JM: W-wow... Łucja, tak strasznie mi przykro, że naraziłaś swoje życie przeze mnie. I dziękuję wam bardzo, że udało wam się mnie wyciągnąć.
Ja: Daj spokój, to nie twoja wina, że jakiś debil postanowił przebrać się za ciebie i gwałcić kobiety. Dobrze, że skończyło się tak, a nie inaczej. Teraz tylko musimy zrobić coś z Seokjinem i Hoseokiem. Przecież dałam im powód do podejrzeń, że to nie Jin, co oni z tym zrobili?
S: Prawdopodobnie nic. Jeszcze dzisiaj pojadę na posterunek i dowiem się, skarbie, dobrze?- pocałował mnie w skroń, na co pokiwałam głową.- Chcesz piwo?- spojrzał na Parka, a kiedy ten pokiwał głową, poszedł do kuchni po alkohol.
JM: Łucja, naprawdę cię przepraszam. Strasznie to wygląda?- skrzywił się, patrząc na zabandażowaną rękę.- Tak mi głupio.
Ja: To nie twoja wina, Jimin. Naprawdę. I już jest dużo lepiej, nie ma się czym martwić. Teraz najważniejsi są Hoseok, Seokjin i Jungkook.
JM: Jungkook? Co z nim?- akurat wtedy wrócił Yoongi. Usiadł obok mnie i podał chłopakowi butelkę.
Ja: Ktoś zepchnął go ze schodów, był w śpiączce. Ale spokojnie, byliśmy tam dzisiaj i już się obudził, mówił że oprócz małego bólu czuje się świetnie, więc o tyle dobrze. Trzeba się tylko dowiedzieć kto to zrobił. Mówiłam że te parę lat to tylko cisza przed burzą. Boję się, że w końcu zaatakują dzieci. Antek już był, kto następny? Mamy ich naprawdę dużo.
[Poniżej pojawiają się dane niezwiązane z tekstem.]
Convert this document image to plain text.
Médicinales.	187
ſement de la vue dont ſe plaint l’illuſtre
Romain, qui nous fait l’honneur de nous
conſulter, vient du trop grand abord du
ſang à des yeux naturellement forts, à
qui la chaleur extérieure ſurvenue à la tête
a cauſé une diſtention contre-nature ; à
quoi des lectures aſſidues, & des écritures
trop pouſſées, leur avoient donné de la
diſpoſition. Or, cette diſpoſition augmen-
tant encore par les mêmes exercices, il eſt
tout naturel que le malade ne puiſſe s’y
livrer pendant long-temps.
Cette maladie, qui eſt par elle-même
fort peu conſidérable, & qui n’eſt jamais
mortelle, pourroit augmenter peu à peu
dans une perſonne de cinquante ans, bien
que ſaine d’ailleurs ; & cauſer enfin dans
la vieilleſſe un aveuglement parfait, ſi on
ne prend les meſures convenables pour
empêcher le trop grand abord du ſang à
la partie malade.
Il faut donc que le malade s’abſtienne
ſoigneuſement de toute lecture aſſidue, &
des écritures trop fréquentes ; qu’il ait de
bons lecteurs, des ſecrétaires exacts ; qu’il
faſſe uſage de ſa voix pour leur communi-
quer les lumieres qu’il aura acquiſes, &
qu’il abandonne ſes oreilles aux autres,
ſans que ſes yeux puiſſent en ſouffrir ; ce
S: Spokojnie, do tego nie dopuścimy, tak? Już się za bardzo nakręcasz. Przejdzie mi i pojadę na policję, później z Namjoonem poszukamy czegoś dodatkowego na Seokjina. Jeden już mamy, więc dokończmy najpierw to, później zajmiemy się Hoseokiem. Poza tym mam wrażenie że argument, że dwójka z nich była niewinna będzie wystarczający, żeby wypuścić Hoseoka.
JM: Yoongi ma rację. Pojedziecie ze mną do Wiki, żeby jej wytłumaczyć całą sytuację? Wiem, że mi nie ufa.
Ja: No mi raczej też. Yoongi, zrobisz to?- spojrzałam na niego, a on pokiwał głową.- Dziękuję. A Yuhyun nie powinien być już w sklepie? Zmiana się zaczęła.
S: Dostał dzisiaj wolne. Przez to, że zaczęli tam pracować, podobno ruch zwiększył się kilkukrotnie - zaśmiał się, biorąc łyk piwa.
Ja: I dobrze im tak. Ja naprawdę nie wiem co się dzieje ostatnio. Mam nadzieję, że to koniec przygód. A jak nie to wyprowadzamy się do Polski. Babcia nas chętnie ugości.
S: Dobrze, kochanie - zaśmiał się, a ja wstałam i zaczęłam się bardziej ogarniać bo rano wyleciałam tak jak wstałam, przebrałam tylko piżamę na dresy i zjedliśmy śniadanie.
Dwie godziny później chłopcy mogli już prowadzić, więc pojechali do Wiki, a ja ogarnęłam dom, bo po ostatnich tygodniach, gdzie prawie nas tu nie było, dzieci nic nie zrobiły, był okropny bałagan. Z jedną ręką ciężko było, ale jakoś dałam radę. Nie mogłam narzekać. Tym bardziej, że to ja mogłam teraz znowu jechać na tą policję.
Potem poszłam wziąć szybki prysznic, po czym sprawdziłam pocztę. Rachunki, list ze studiów, dlaczego mnie wiecznie nie ma, jakby nie oglądali wiadomości, ulotki, reklamy i... jakiś inny list? Kto w tych czasach oprócz urzędów i innych takich pisze listy?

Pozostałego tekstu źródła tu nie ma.